Cet article et cette vidéo sont réservés aux abonnés.

Alors que de longues files d’attente se déroulent devant les Offices ou l’Accademia, le Palazzo Medici Riccardi reste encore à Florence un havre de paix, relativement peu fréquenté, malgré les deux chefs-d’œuvre du décor mural qu’il renferme. Même la chapelle peinte par Benozzo Gozzoli peut être visitée en toute tranquillité, ce qui est heureux compte tenu de sa petite taille. Quant à la galerie réalisée par Luca Giordano, sans doute l’une des plus belles et des mieux conservées de l’Italie baroque, il y a quelques années encore elle n’était même pas incluse dans le circuit payant ce qui lui assurait d’être parfaitement ignorée des touristes.



La galerie peinte par Luca Giordano au Palazzo... par latribunedelart


En 1659, Ferdinand II de Médicis vend ce palais à Gabriello Riccardi, son maggiordomo maggiore1, probablement la charge la plus haute de la cour florentine. Francesco Riccardi, le neveu de Gabriello qui hérita de la fortune de son oncle à sa mort en 1675, fit moderniser le palais, y construisant notamment une galerie qu’il souhaita faire décorer par Ciro Ferri. Ce dernier, fort occupé par ailleurs, accepta mais fit attendre cinq ans son commanditaire, qui décida alors de se retourner vers Luca Giordano, également élève de Pierre de Cortone et dont la réputation à Florence avait grandi jusqu’à supplanter celle de Ferri. Mais il dut attendre encore trois ans avant que Giordano se décide à commencer le travail. On n’appelle pas celui-ci Fa Presto en vain : en à peine quatre mois et demi, de mi-avril à fin août 1685, il peignit l’ensemble de la galerie avec l’aide de trois collaborateurs. Il s’agissait de célébrer les Médicis (leur gloire forme le centre de la composition) et leurs vertus (aux quatre coins de la galerie), le tout complété par de nombreuses scène mythologiques comme on peut le voir dans notre vidéo. Pour un amateur d’iconographie, ces fresques sont un régal tant le nombre de personnages à identifier est important.
Peu de temps après, l’artiste peignit également un plafond pour la bibliothèque, dont le comte Nicodème Tessin, qui la visita en 1687, affirme que l’exécution ne prit que cinq jours.


JPEG - 114.8 ko
1. Luca Giordano (1634-1705)
La Caverne de l’Éternité
Huile sur toile - 73,1 x 87,5 cm
Londres, National Gallery
Photo : Didier Rykner
JPEG - 126.2 ko
2. Luca Giordano (1634-1705)
Minerve protectrice des Arts et des Sciences
Huile sur toile - 73,5 x 88 cm
Londres, National Gallery
Photo : Didier Rykner

La National Gallery de Londres conserve neuf petits tableaux de Luca Giordano (ill. 1 et 2), provenant de la collection Mahon, reproduisant des groupes de la galerie, qui sont probablement des ricordo peints après l’achèvement de celle-ci plutôt que des esquisses préparatoires.
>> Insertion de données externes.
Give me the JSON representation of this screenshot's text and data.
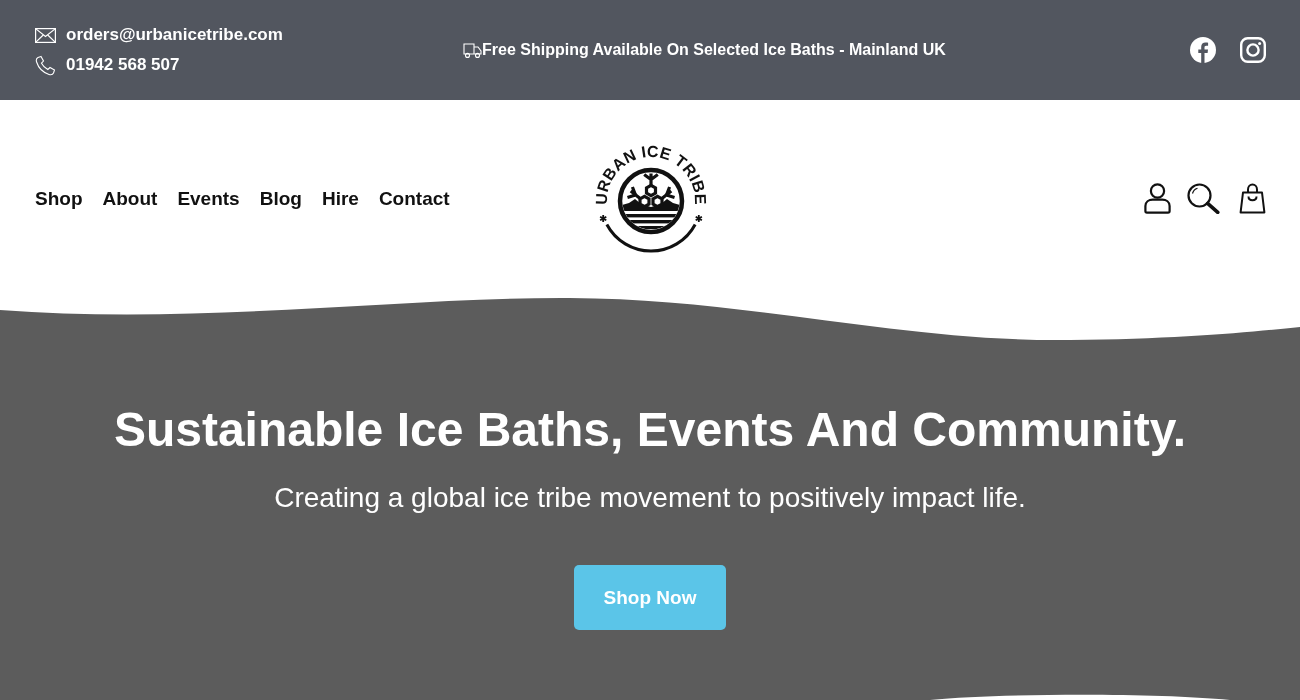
{
  "top_bar": {
    "email": "orders@urbanicetribe.com",
    "phone": "01942 568 507",
    "announcement": "Free Shipping Available On Selected Ice Baths - Mainland UK"
  },
  "header": {
    "nav": [
      "Shop",
      "About",
      "Events",
      "Blog",
      "Hire",
      "Contact"
    ],
    "logo": "URBAN ICE TRIBE"
  },
  "hero": {
    "title": "Sustainable Ice Baths, Events And Community.",
    "subtitle": "Creating a global ice tribe movement to positively impact life.",
    "button": "Shop Now"
  }
}
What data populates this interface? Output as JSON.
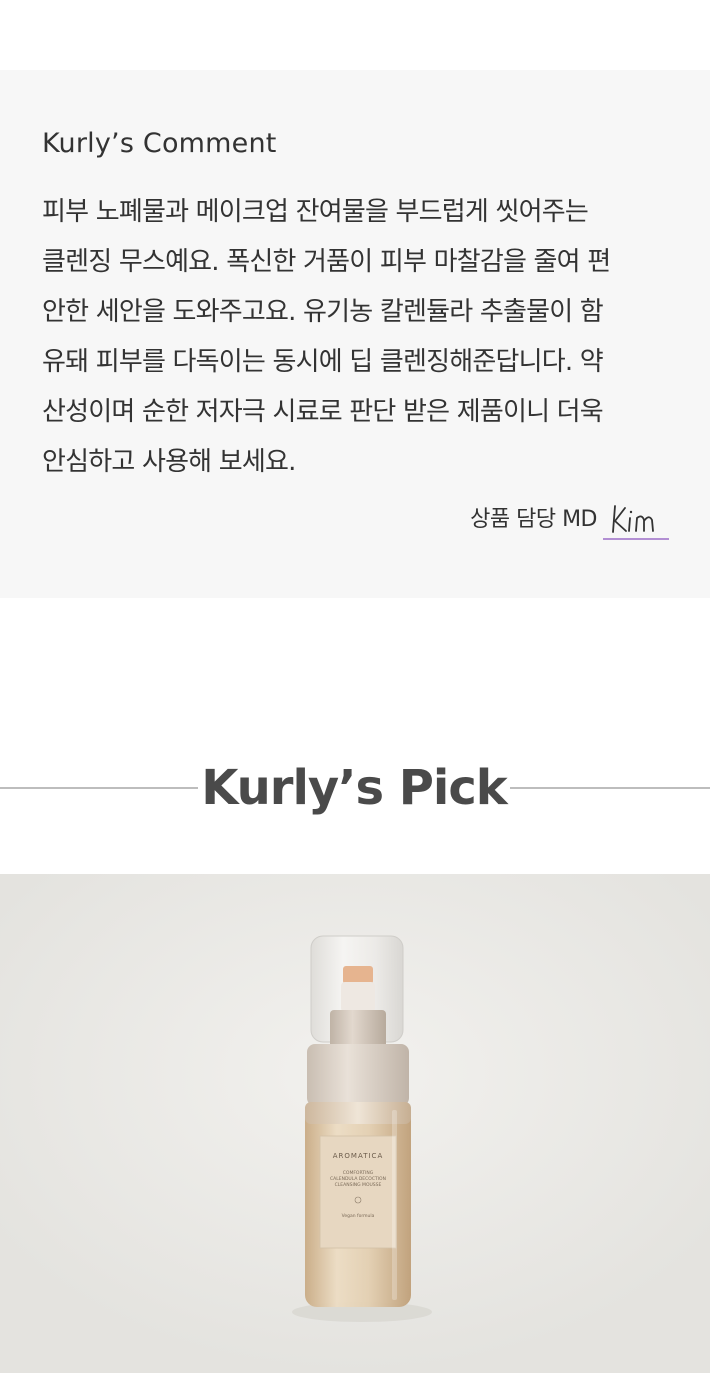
{
  "comment": {
    "title": "Kurly’s Comment",
    "lines": [
      "피부 노폐물과 메이크업 잔여물을 부드럽게 씻어주는",
      "클렌징 무스예요. 폭신한 거품이 피부 마찰감을 줄여 편",
      "안한 세안을 도와주고요. 유기농 칼렌듈라 추출물이 함",
      "유돼 피부를 다독이는 동시에 딥 클렌징해준답니다. 약",
      "산성이며 순한 저자극 시료로 판단 받은 제품이니 더욱",
      "안심하고 사용해 보세요."
    ],
    "signature_role": "상품 담당 MD",
    "signature_name": "Kim"
  },
  "pick": {
    "title": "Kurly’s Pick"
  },
  "product_photo": {
    "label_brand": "AROMATICA",
    "label_lines": [
      "COMFORTING",
      "CALENDULA DECOCTION",
      "CLEANSING MOUSSE"
    ],
    "label_footer": "Vegan formula"
  },
  "colors": {
    "comment_bg": "#f7f7f7",
    "text": "#333333",
    "signature_underline": "#b28fd3",
    "pick_title": "#4a4a4a",
    "divider": "#bdbdbd"
  }
}
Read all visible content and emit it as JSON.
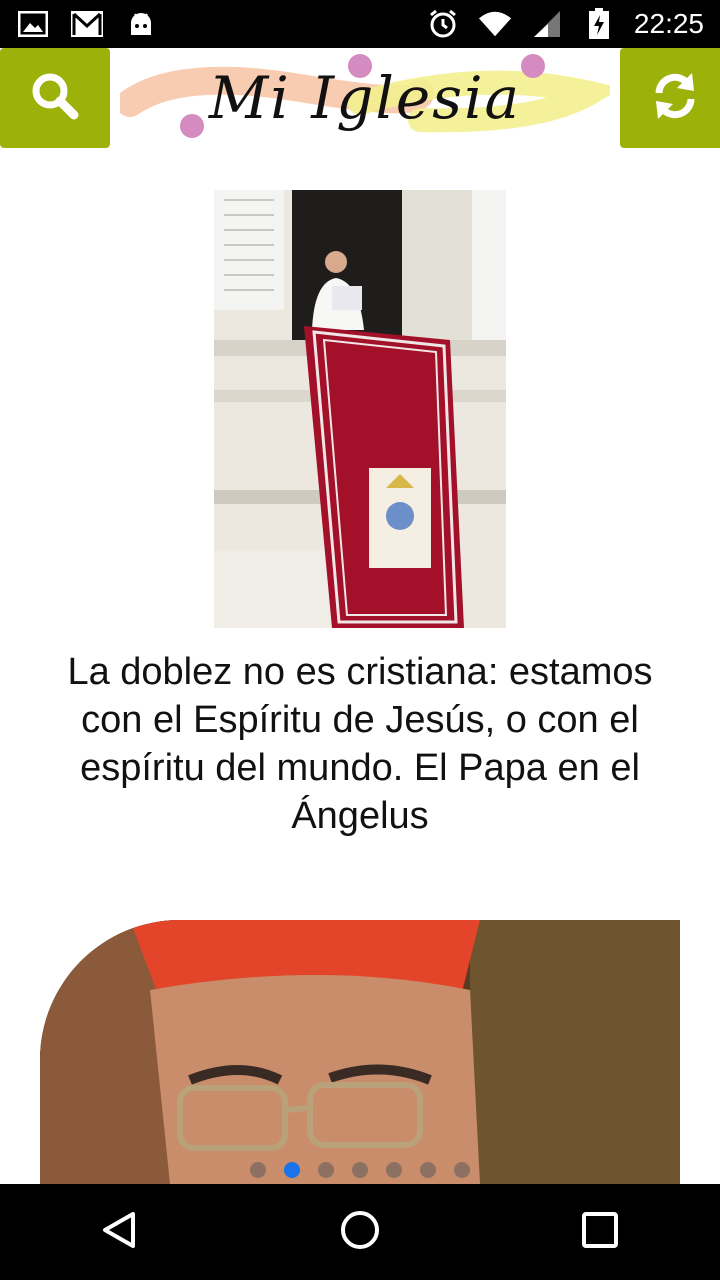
{
  "status_bar": {
    "time": "22:25",
    "left_icons": [
      "image-icon",
      "gmail-icon",
      "android-icon"
    ],
    "right_icons": [
      "alarm-icon",
      "wifi-icon",
      "signal-icon",
      "battery-charging-icon"
    ]
  },
  "header": {
    "logo_text": "Mi Iglesia",
    "search_icon": "search-icon",
    "refresh_icon": "refresh-icon",
    "accent_color": "#9db10b"
  },
  "article": {
    "title": "La doblez no es cristiana: estamos con el Espíritu de Jesús, o con el espíritu del mundo. El Papa en el Ángelus"
  },
  "carousel": {
    "dots": 7,
    "active_index": 1,
    "active_color": "#1a73e8"
  },
  "nav_bar": {
    "icons": [
      "back-icon",
      "home-icon",
      "recents-icon"
    ]
  }
}
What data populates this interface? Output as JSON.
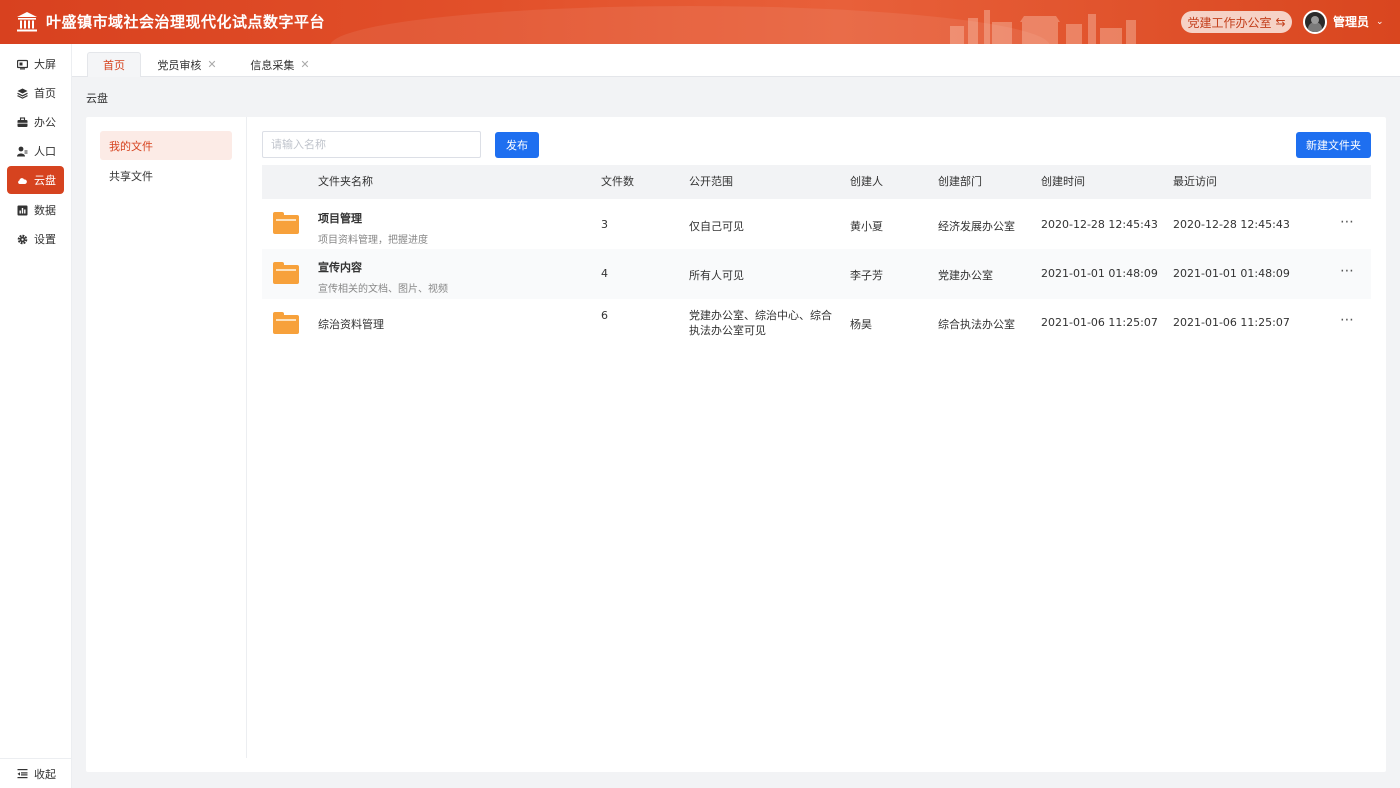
{
  "app": {
    "title": "叶盛镇市域社会治理现代化试点数字平台"
  },
  "header": {
    "office": "党建工作办公室",
    "office_swap_glyph": "⇆",
    "user": "管理员",
    "user_caret": "⌄"
  },
  "sidebar": {
    "items": [
      {
        "label": "大屏",
        "icon": "screen-icon"
      },
      {
        "label": "首页",
        "icon": "layers-icon"
      },
      {
        "label": "办公",
        "icon": "briefcase-icon"
      },
      {
        "label": "人口",
        "icon": "people-icon"
      },
      {
        "label": "云盘",
        "icon": "cloud-icon"
      },
      {
        "label": "数据",
        "icon": "chart-icon"
      },
      {
        "label": "设置",
        "icon": "gear-icon"
      }
    ],
    "active_index": 4,
    "collapse_label": "收起"
  },
  "tabs": [
    {
      "label": "首页",
      "closable": false
    },
    {
      "label": "党员审核",
      "closable": true
    },
    {
      "label": "信息采集",
      "closable": true
    }
  ],
  "tab_close_glyph": "✕",
  "breadcrumb": "云盘",
  "file_nav": {
    "my_files": "我的文件",
    "shared_files": "共享文件"
  },
  "toolbar": {
    "search_placeholder": "请输入名称",
    "publish": "发布",
    "new_folder": "新建文件夹"
  },
  "table": {
    "columns": [
      "文件夹名称",
      "文件数",
      "公开范围",
      "创建人",
      "创建部门",
      "创建时间",
      "最近访问"
    ],
    "rows": [
      {
        "name": "项目管理",
        "desc": "项目资料管理，把握进度",
        "count": "3",
        "scope": "仅自己可见",
        "creator": "黄小夏",
        "dept": "经济发展办公室",
        "created": "2020-12-28 12:45:43",
        "visited": "2020-12-28 12:45:43"
      },
      {
        "name": "宣传内容",
        "desc": "宣传相关的文档、图片、视频",
        "count": "4",
        "scope": "所有人可见",
        "creator": "李子芳",
        "dept": "党建办公室",
        "created": "2021-01-01 01:48:09",
        "visited": "2021-01-01 01:48:09"
      },
      {
        "name": "综治资料管理",
        "desc": "",
        "count": "6",
        "scope": "党建办公室、综治中心、综合执法办公室可见",
        "creator": "杨昊",
        "dept": "综合执法办公室",
        "created": "2021-01-06 11:25:07",
        "visited": "2021-01-06 11:25:07"
      }
    ],
    "more_glyph": "⋯"
  },
  "colors": {
    "brand": "#d6431f",
    "primary_button": "#1e6ff0",
    "folder": "#f7a13b"
  }
}
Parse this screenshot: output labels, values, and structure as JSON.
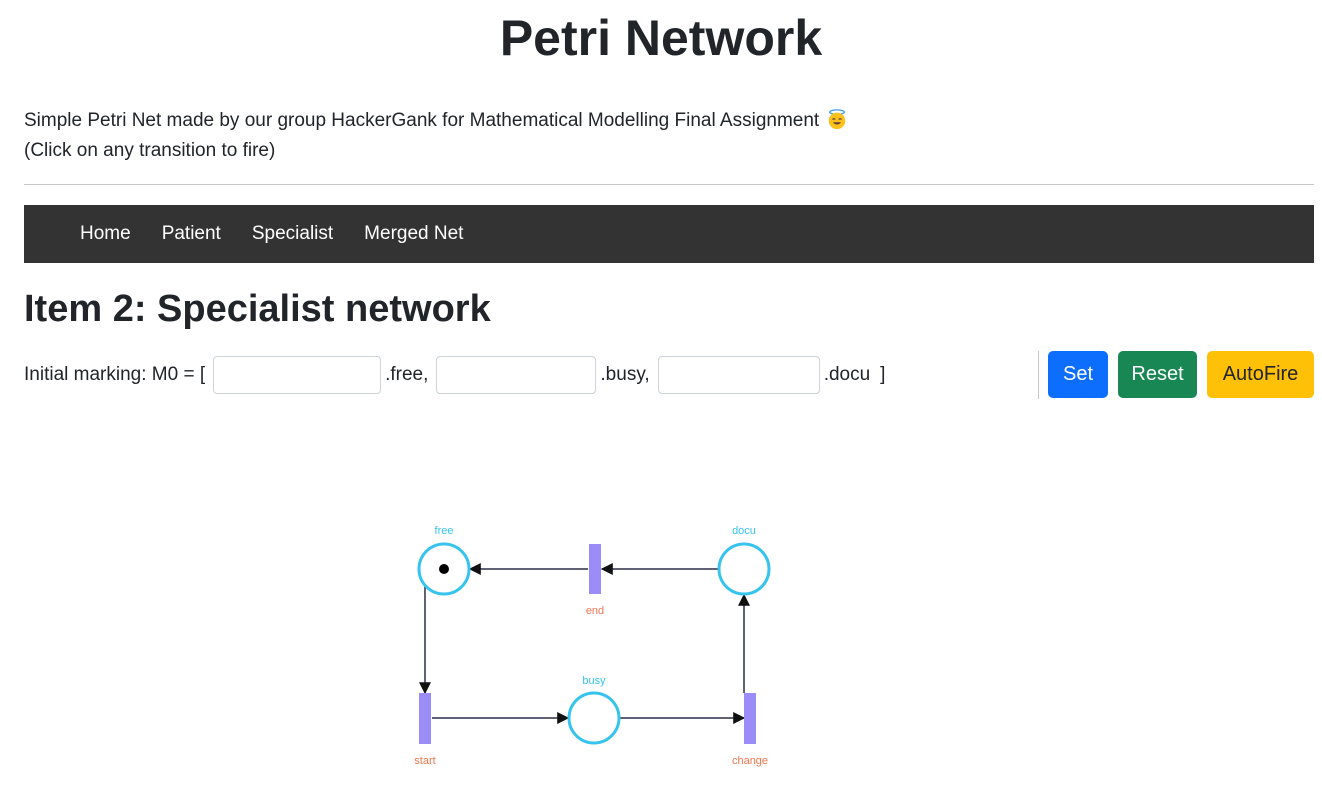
{
  "header": {
    "title": "Petri Network",
    "description": "Simple Petri Net made by our group HackerGank for Mathematical Modelling Final Assignment",
    "emoji_icon": "smiling-face-with-halo-icon",
    "hint": "(Click on any transition to fire)"
  },
  "nav": {
    "items": [
      {
        "label": "Home"
      },
      {
        "label": "Patient"
      },
      {
        "label": "Specialist"
      },
      {
        "label": "Merged Net"
      }
    ]
  },
  "main": {
    "heading": "Item 2: Specialist network",
    "marking": {
      "prefix": "Initial marking: M0 = [",
      "fields": [
        {
          "suffix": ".free,",
          "value": ""
        },
        {
          "suffix": ".busy,",
          "value": ""
        },
        {
          "suffix": ".docu",
          "value": ""
        }
      ],
      "close": "]"
    },
    "buttons": {
      "set": "Set",
      "reset": "Reset",
      "autofire": "AutoFire"
    }
  },
  "petri_net": {
    "places": [
      {
        "name": "free",
        "tokens": 1
      },
      {
        "name": "busy",
        "tokens": 0
      },
      {
        "name": "docu",
        "tokens": 0
      }
    ],
    "transitions": [
      {
        "name": "end"
      },
      {
        "name": "start"
      },
      {
        "name": "change"
      }
    ],
    "colors": {
      "place": "#36c3ee",
      "transition": "#9b8df8",
      "transition_label": "#f0754f",
      "arc": "#2b2f45",
      "navbar": "#333333",
      "set": "#0d6efd",
      "reset": "#198754",
      "autofire": "#ffc107"
    }
  }
}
Didier Rykner, samedi 14 septembre 2013


Notes

1Les informations sur la galerie de cet article sont tirées de l’article fondamental de Donatella Livia Sparti, « Ciro Ferri and Luca Giordano in the gallery of the Palazzo Medici-Riccardi », Mitteilungen des Kunsthistorischen Institutes in Florenz, 7. Bd., H. 1 (2003), pp. 159-221.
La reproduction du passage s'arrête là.